Em São Paulo, eu estava atrasado e acostumado à rotina do que era o meu primeiro emprego. O ônibus velho se “esgoelava” e se arrastava até embalar. Pra minha “sorte”, o motorista era gente boa, pois dava preferência pra todos e conversava, justamente quando o aviso, recomendando o contrário, era conveniente.


Atrasado, na iminência de assinar o ponto alguns minutos mais tarde, fiscalizava cada metro vencido, comemorava (internamente) os semáforos evitados e os veículos ultrapassados. No entanto, aquele exato farol sempre fechava, retendo o ônibus por intermináveis segundos.


O semáforo finalmente abriu, mas o trânsito estava enroscado. Mesmo em São Paulo, isso não era normal naquele horário e ali. Fiz o que os outros passageiros, curiosos, já estavam fazendo: pendurei-me na janelinha e olhei. Procurei, mas não encontrei nem vestígios do acidente. O que interrompia o andamento rotineiro daquele, outrora, previsível dia, era algo que eu nunca imaginaria travando o tráfego.


Saído diretamente do ‘Show de Calouros’, programa do Silvio  Santos, o jurado Pedro de Lara. Diferentemente do personagem mal humorado e ranzinza, o cabeludo parou o trânsito distribuindo alegria e espalhando carisma.
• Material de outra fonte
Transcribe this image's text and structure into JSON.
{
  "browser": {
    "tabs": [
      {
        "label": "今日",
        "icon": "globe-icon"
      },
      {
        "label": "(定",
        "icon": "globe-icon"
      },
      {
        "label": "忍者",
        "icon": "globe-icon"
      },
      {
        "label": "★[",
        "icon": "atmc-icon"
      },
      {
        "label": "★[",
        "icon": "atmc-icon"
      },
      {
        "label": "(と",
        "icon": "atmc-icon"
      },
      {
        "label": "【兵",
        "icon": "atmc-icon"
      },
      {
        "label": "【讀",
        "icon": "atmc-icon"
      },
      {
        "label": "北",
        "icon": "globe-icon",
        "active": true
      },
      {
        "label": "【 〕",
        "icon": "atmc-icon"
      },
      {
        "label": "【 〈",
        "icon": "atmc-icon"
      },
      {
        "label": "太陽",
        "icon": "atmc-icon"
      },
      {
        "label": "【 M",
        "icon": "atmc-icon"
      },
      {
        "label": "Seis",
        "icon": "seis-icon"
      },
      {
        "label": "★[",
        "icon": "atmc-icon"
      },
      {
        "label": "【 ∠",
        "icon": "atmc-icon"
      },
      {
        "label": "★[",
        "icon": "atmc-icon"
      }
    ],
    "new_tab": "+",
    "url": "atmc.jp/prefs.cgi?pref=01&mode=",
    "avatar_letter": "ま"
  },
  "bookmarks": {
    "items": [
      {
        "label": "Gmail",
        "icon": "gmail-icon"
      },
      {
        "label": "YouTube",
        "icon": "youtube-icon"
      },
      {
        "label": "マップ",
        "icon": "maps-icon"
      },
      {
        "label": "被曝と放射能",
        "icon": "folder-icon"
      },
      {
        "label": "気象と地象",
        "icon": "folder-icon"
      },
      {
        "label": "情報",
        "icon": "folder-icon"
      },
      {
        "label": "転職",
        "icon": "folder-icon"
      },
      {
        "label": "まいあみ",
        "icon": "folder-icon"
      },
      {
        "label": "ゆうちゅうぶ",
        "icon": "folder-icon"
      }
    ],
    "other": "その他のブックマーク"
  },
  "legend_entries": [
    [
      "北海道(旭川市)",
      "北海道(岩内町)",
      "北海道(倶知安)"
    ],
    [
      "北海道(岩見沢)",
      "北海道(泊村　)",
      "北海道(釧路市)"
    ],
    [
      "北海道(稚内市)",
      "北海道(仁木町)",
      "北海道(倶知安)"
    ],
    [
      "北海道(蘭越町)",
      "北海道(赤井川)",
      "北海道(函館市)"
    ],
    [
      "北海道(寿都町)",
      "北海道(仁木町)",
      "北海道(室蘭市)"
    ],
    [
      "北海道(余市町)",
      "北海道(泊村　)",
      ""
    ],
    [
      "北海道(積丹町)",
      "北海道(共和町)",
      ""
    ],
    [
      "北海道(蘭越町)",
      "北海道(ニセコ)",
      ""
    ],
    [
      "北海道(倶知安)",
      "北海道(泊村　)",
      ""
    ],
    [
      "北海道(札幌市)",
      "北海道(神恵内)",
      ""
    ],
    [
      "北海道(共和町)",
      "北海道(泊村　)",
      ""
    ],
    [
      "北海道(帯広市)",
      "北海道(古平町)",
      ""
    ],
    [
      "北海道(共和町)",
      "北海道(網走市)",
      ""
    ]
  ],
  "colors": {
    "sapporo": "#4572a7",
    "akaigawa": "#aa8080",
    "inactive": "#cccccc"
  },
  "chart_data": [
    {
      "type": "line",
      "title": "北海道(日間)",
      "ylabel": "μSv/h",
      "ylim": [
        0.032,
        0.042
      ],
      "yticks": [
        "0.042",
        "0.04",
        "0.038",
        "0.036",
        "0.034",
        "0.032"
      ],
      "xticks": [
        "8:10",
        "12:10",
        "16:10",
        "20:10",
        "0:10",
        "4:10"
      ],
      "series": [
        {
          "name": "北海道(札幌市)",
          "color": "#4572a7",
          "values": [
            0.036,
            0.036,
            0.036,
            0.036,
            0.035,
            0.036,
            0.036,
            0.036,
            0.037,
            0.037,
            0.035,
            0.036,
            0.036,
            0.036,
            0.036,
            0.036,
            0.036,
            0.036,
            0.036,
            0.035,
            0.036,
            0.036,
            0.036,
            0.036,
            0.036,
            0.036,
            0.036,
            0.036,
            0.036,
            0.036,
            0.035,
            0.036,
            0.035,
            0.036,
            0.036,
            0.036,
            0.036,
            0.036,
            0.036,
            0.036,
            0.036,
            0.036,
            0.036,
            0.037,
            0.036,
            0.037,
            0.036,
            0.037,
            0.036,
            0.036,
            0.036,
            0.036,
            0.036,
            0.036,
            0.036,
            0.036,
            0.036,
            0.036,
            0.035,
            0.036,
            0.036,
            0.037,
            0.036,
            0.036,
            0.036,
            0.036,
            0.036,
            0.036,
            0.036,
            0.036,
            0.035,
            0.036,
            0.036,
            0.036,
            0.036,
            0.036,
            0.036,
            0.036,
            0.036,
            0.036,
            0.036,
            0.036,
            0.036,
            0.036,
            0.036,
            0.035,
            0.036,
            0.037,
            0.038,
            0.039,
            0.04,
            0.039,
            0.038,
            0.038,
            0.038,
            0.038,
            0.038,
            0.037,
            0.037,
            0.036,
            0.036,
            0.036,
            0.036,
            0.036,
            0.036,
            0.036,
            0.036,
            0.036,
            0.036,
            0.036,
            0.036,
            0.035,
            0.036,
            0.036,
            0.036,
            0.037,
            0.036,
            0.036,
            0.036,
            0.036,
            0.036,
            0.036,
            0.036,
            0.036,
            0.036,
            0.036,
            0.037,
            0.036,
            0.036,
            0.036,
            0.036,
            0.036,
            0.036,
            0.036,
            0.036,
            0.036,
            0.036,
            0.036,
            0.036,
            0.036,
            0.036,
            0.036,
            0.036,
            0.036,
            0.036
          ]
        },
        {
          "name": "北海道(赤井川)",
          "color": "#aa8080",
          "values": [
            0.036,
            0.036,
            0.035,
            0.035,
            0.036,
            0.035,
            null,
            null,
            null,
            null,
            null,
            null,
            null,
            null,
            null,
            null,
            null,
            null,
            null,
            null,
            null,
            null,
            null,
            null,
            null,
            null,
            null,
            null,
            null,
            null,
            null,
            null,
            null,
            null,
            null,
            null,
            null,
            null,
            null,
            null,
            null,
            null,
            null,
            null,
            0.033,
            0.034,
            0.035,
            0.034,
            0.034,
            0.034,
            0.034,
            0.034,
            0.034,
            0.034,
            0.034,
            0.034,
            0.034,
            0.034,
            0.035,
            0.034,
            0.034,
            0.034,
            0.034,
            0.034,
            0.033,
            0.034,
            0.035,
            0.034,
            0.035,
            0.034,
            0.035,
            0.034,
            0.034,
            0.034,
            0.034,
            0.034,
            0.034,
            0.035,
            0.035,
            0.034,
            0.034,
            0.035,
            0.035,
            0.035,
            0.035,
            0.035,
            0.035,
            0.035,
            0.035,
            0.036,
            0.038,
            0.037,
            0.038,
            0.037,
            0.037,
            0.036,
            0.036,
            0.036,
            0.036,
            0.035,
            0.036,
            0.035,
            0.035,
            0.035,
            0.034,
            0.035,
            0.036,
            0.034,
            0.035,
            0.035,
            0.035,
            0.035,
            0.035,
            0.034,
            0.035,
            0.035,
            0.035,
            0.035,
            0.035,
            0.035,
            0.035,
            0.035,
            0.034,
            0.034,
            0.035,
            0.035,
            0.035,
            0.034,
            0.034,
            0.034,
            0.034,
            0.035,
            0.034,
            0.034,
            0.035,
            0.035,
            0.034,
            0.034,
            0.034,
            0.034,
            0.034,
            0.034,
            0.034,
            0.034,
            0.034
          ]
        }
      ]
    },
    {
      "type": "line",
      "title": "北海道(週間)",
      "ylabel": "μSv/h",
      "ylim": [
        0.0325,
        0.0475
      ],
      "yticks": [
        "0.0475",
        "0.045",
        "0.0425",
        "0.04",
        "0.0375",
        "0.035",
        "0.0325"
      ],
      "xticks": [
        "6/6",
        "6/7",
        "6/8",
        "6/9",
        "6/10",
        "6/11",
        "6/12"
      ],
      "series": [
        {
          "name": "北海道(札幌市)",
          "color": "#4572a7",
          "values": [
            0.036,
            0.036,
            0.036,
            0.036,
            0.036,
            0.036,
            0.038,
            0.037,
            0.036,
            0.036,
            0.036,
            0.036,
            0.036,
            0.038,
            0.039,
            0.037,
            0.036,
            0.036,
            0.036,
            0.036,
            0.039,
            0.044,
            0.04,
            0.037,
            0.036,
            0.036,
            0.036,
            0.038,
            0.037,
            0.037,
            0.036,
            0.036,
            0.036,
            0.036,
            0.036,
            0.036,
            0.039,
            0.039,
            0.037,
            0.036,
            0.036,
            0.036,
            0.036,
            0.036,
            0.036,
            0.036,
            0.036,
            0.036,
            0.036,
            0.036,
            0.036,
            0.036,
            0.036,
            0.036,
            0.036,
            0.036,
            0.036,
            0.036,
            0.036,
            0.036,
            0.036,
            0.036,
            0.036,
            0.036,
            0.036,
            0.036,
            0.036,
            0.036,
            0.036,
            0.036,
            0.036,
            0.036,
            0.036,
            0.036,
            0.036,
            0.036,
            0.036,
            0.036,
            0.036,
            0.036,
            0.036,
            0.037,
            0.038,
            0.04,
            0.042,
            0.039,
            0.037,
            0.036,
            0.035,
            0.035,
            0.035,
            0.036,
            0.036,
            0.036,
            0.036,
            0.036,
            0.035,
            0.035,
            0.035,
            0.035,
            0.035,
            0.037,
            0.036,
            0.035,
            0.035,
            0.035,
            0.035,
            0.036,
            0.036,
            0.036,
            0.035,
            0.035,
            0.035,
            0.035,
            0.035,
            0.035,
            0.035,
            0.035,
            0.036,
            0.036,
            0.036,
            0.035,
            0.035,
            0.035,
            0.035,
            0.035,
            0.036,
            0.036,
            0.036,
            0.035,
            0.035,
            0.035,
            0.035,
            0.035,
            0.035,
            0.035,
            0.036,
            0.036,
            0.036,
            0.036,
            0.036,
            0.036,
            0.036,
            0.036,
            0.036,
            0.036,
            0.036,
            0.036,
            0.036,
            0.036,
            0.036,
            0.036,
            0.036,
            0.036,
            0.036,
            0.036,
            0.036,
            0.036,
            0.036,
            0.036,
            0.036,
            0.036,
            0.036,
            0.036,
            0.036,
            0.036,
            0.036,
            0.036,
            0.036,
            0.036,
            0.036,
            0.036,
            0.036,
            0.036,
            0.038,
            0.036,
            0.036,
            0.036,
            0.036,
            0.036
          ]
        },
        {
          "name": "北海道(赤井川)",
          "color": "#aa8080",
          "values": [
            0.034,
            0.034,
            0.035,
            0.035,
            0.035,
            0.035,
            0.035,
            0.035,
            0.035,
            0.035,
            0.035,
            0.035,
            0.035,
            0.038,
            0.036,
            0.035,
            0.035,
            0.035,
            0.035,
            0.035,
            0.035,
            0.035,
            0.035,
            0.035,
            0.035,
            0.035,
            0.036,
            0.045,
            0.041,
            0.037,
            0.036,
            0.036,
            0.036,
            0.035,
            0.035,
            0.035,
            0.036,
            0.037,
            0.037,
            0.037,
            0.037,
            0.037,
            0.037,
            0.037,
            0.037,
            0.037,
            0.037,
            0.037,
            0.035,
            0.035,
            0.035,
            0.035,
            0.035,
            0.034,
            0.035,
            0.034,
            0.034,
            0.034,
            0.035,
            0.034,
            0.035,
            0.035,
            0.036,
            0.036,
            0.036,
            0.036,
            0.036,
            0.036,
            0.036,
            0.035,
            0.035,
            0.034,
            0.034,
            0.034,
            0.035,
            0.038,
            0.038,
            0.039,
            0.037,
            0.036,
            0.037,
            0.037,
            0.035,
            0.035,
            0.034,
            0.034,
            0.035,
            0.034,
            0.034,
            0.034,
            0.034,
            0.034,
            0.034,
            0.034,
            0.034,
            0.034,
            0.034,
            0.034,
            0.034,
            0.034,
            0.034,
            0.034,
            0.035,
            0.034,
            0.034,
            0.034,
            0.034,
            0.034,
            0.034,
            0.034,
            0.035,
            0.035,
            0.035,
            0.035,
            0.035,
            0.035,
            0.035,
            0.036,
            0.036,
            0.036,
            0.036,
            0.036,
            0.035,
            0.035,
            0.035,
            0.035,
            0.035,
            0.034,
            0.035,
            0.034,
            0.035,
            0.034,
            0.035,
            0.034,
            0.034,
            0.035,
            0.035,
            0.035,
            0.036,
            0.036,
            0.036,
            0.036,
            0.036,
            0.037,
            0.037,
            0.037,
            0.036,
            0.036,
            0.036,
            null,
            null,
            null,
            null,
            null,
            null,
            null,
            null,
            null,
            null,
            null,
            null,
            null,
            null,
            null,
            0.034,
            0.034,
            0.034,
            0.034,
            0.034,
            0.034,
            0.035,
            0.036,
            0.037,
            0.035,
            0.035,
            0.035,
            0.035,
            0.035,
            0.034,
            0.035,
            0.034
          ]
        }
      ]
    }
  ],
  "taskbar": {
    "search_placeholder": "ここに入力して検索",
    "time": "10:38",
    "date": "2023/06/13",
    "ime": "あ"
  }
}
Ali é o bairro da Vila Guilherme, antiga sede do SBT, era, portanto, um acontecimento corriqueiro alguns “palhaços” escaparem do controle do “patrão” (Silvio Santos).


A minha paranoia para chegar a tempo já não tinha efeito e vendo que o espetáculo a céu aberto não acabaria tão cedo, desisti de querer ganhar tempo.


Pedro de Lara não imaginava, mas suas “micagens” já me roubavam alguns minutos e subtrairiam preciosos números na minha folha de pagamento. Suas traquinagens estavam custando caro, sendo que eu jamais pagaria ingresso para assistir ao jurado odiado. Nem sequer sintonizava a televisão no programa do Silvio Santos para ter a infeliz experiência e vê-lo de graça.


Entretanto, olhando ao redor, constatei que eu era o único que não estava extasiado por testemunhar a subcelebridade na rua. Conformando-me com a situação, resignei-me e esperei o término daquele triste showzinho.


Finalmente, o ônibus seguiu viagem. Eu desisti de supervisionar a velocidade do coletivo e relaxei até o ponto final com uma justificativa, paradoxalmente absurda, mas plausível. 


Depois do entretenimento “gratuito” e depois de sua morte, o ator ficou “cult”. Nunca mais lamentei parte do ordenado que iria perder e até me orgulho da inesperada apresentação.